Le taux de chômage, en particulier, reste très supérieur aux 10 % qu’annoncent les chiffres officiels. Contribuables Associés n’a pas attendu les pseudo-révélations contenues dans « Chômage, des secrets bien gardés », de la conseillère de l’Agence nationale pour l’emploi Fabienne Brutus (syndicaliste SUD et membre d’Attac), pour dénoncer les supercheries utilisées pour réduire les statistiques des demandeurs d’emplois, notamment par le biais des emplois aidés.
Le Cri du contribuable avait consacré, en avril 2005, un dossier qui montrait qu’en dépit de ses 25 000 agents, de son millier d’agences locales et de points relais et d’un budget annuel de 3 milliards d’euros, l’ANPE, ne parvient à traiter que 8 ,5 % du marché de l’emploi en France.
Plus de 90 % des chômeurs qui retrouvent un travail y sont donc parvenus sans elle !

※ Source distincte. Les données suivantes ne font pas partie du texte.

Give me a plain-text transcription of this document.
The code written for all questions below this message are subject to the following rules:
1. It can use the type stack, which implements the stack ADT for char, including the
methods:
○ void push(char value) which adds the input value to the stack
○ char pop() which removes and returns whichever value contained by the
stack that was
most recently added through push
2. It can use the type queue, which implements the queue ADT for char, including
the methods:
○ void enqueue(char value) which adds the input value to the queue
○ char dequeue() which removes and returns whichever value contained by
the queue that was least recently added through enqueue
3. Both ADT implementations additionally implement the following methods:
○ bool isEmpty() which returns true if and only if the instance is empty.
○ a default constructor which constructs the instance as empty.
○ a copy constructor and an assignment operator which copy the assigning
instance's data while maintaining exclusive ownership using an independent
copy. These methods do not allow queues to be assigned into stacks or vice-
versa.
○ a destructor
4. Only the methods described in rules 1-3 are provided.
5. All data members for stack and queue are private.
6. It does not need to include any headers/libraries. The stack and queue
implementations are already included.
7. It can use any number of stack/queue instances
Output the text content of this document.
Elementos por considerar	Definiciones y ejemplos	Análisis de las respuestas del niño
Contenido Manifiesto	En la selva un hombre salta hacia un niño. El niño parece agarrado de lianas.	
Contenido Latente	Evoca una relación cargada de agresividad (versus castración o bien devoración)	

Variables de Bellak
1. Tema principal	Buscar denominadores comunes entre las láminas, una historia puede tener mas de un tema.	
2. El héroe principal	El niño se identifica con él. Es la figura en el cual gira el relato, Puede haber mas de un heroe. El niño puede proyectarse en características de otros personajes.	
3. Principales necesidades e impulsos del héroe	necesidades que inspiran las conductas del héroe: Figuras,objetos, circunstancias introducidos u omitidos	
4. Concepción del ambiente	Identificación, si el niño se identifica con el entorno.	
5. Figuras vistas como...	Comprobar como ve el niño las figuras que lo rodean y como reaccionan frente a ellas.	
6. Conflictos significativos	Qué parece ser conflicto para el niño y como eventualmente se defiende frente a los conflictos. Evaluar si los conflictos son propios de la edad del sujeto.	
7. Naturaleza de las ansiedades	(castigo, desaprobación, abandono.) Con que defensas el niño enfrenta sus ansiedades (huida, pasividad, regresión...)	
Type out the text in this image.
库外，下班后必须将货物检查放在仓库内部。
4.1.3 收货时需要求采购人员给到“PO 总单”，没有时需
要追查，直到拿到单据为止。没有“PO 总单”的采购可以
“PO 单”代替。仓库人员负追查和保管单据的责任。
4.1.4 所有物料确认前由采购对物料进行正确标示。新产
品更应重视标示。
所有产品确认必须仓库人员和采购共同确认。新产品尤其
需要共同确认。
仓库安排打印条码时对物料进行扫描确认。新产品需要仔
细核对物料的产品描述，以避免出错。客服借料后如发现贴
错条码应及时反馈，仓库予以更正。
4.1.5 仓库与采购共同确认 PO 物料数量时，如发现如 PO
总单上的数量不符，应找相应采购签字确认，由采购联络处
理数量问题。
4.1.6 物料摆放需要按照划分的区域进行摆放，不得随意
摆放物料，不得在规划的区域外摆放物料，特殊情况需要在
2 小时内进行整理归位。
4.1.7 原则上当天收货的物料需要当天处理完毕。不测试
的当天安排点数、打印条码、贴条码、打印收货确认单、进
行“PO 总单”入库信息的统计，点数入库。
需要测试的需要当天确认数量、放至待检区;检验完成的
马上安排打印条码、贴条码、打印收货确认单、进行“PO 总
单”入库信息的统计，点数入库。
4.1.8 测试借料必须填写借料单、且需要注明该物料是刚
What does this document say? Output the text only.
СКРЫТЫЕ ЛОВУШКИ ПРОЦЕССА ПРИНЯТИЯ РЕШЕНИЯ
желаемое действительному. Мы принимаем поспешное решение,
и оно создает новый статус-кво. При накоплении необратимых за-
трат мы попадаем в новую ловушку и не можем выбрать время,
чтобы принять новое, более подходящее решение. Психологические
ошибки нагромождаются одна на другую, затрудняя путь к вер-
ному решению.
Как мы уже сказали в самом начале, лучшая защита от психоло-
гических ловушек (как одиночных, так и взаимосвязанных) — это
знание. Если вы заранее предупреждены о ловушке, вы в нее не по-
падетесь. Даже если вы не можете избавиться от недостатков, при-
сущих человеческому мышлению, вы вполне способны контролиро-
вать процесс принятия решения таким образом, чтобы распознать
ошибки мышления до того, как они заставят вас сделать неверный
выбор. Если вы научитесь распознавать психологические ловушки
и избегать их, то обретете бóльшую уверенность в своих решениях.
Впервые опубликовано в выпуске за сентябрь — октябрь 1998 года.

La Cour des comptes critique elle aussi, dans un rapport publié le 23 mars dernier, l’organisation duale de la politique de l’emploi en France, et le monopole de l’ANPE, « à l’origine de nombreux dysfonctionnements allant à l’encontre de l’objectif qui est poursuivi, le retour à l’emploi. »
C’est en effet la difficulté de retrouver un emploi, qui, davantage que le CPE, exaspère le sentiment d’insécurité qu’éprouvent nos concitoyens face à la perspective du chômage.
Plus les délais de retour à l’emploi s’allongent, plus les Français souhaitent être protégés ; mais le caractère coercitif des protections mises en place dissuadent les chefs d’entreprise d’embaucher, ce qui a pour effet d’allonger ces mêmes délais…
C’est ce cercle vicieux que Dominique de Villepin a voulu rompre en jouant, avec le CNE, puis le CPE, la carte de la « flexibilité ». L’opinion publique n’y était pas prête.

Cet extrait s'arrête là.